The Netflix documentary “Jim and Andy: The Great Beyond,” chronicles Jim Carrey’s role as Andy Kaufman in “Man on the Moon” where Carrey stayed in character as Andy on and off the set. He wore the clothes, did the voice, held the attitude. In short, he was the biggest, weirdest, most antagonistic comic genius he could be. Until the producers told him to stop.
Turns out you can’t live like that for long. You can’t push the boundaries of reality because it freaks people out. People like a delineation of sorts. They want to know they are talking to “you” when that talk to you. No one wants to wander into a scene from “The Shining” unprepared.
That’s why Andy Kaufman made so many people uncomfortable. He was Latka from “Taxi.” He was Tony Clifton. He was a professional wrestler. He was a comic who never told jokes. He lip-synced instead and read poetry. And he never broke character. It was crazy. And people never knew what to make of him. Because who was he? Who was the real “him” in there? That’s all anybody ever wants to know. Who is the real you? It’s the existential dilemma concentrated down to one single question. It is the reason we try to read the stars and our fortunes and our family tree. We want to see the origins of things. We want to know what that golden shining self-actualized version of us really looks like. And so, it bothers us when we can’t pinpoint the real version in others.
But what would it be like to give up a sense of that crucial version of yourself? How freeing would it be to just tip-toe your way down the road of life with curiosity – to look rather than bushwhack your way to some pre-determined goal? What if we really could be whoever we wanted to be and that could be a gain, rather than loss, to the net self?
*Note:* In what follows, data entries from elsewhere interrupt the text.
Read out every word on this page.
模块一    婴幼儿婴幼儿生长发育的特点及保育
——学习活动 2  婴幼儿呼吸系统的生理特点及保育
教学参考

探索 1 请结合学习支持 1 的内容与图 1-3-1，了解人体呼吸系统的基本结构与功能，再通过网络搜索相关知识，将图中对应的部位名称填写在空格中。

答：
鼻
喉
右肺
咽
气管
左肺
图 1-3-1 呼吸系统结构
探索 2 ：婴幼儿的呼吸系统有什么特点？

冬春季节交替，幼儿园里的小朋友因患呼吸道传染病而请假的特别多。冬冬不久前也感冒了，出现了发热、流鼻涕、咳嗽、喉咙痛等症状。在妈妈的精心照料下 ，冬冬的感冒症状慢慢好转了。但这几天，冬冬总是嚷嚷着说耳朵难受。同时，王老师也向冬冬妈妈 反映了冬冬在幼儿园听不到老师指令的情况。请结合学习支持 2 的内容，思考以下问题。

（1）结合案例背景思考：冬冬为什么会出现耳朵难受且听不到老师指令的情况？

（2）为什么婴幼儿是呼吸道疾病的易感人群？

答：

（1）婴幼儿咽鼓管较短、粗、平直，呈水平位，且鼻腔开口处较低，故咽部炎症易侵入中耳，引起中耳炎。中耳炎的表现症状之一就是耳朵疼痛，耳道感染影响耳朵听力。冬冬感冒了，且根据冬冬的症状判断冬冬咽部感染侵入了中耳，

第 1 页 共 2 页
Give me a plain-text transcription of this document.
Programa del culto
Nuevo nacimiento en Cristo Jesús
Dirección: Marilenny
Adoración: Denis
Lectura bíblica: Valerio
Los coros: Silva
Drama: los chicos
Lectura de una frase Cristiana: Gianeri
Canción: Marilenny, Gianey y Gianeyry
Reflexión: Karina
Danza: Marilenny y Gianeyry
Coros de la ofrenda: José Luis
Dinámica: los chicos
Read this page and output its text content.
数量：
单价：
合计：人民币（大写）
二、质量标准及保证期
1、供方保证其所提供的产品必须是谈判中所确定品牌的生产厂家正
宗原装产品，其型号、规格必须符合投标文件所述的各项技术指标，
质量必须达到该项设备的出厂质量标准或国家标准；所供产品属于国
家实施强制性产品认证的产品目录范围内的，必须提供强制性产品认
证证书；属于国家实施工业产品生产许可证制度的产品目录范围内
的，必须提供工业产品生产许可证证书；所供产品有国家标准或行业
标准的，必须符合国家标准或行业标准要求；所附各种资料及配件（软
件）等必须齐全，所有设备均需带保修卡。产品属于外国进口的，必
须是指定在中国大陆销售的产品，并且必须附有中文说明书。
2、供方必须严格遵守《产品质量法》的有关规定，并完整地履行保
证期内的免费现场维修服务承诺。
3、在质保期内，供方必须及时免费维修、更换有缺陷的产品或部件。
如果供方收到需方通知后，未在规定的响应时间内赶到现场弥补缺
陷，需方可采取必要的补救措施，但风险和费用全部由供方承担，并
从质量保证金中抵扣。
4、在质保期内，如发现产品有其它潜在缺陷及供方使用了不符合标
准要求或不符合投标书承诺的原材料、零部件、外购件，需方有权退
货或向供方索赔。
This is where I see kids shine. They are cowboys in tiaras. They ride in on imaginary dinosaurs and demand you surrender all the Oreos. They try ballet for a year and then switch to tae kwon do. They talk to themselves all the time, narrating the story of their lives. In their reality, Gruffalos exist to do their bidding. Today they are princesses and tomorrow they are soldiers. It’s a weird world they live in, but it sounds awfully interesting.
As parents, we talk often of helping our kids discover their true selves. We want to encourage them to explore all these identities. We praise their creativity. We laugh at their quirks. We let them paint their toenails blue and make salt crystals in the bath tub and try out for track.
But what we are really after, more often than not, is a winnowing down to the real person underneath. Sure, we want them to explore and we will be okay with whatever tiara-wearing cowboy they settle on. But we do want them to settle. We want them to pick. As a teenager, my hair color followed the rainbow spectrum of colors. But eventually I settled in to one I liked and have rarely varied since. At some point the time for experimenting must come to an end.
Why though?
Why do we believe we must come to a concrete definition? Aren’t we always in flux? The me that was a high school thespian is not the me that is now a mother and a writer, but the pieces of that theatricality still exist. Sure, it might make people uncomfortable to see me recite some “double double toil and trouble” to my kids in the grocery line, but who cares? Why must we settle in to the roles others pick for us just to make them content?
Also, the wife me vs. the daughter me vs. the sister me vs. the me in 20 years will all still be me. One is not more real than any other. And if it is a case of impermanence, then why not experiment? Why not see what happens when you leave off the expectations for a day?
Andy Kaufman once said, “What's real? What's not? That's what I do in my act, test how other people deal with reality.”
I think this is what children do. They test our perception of reality. They stretch and bend it and perhaps we should join than rather than assume it should be the other way around. What would be so terrible in letting loose a little more of ourselves on the world?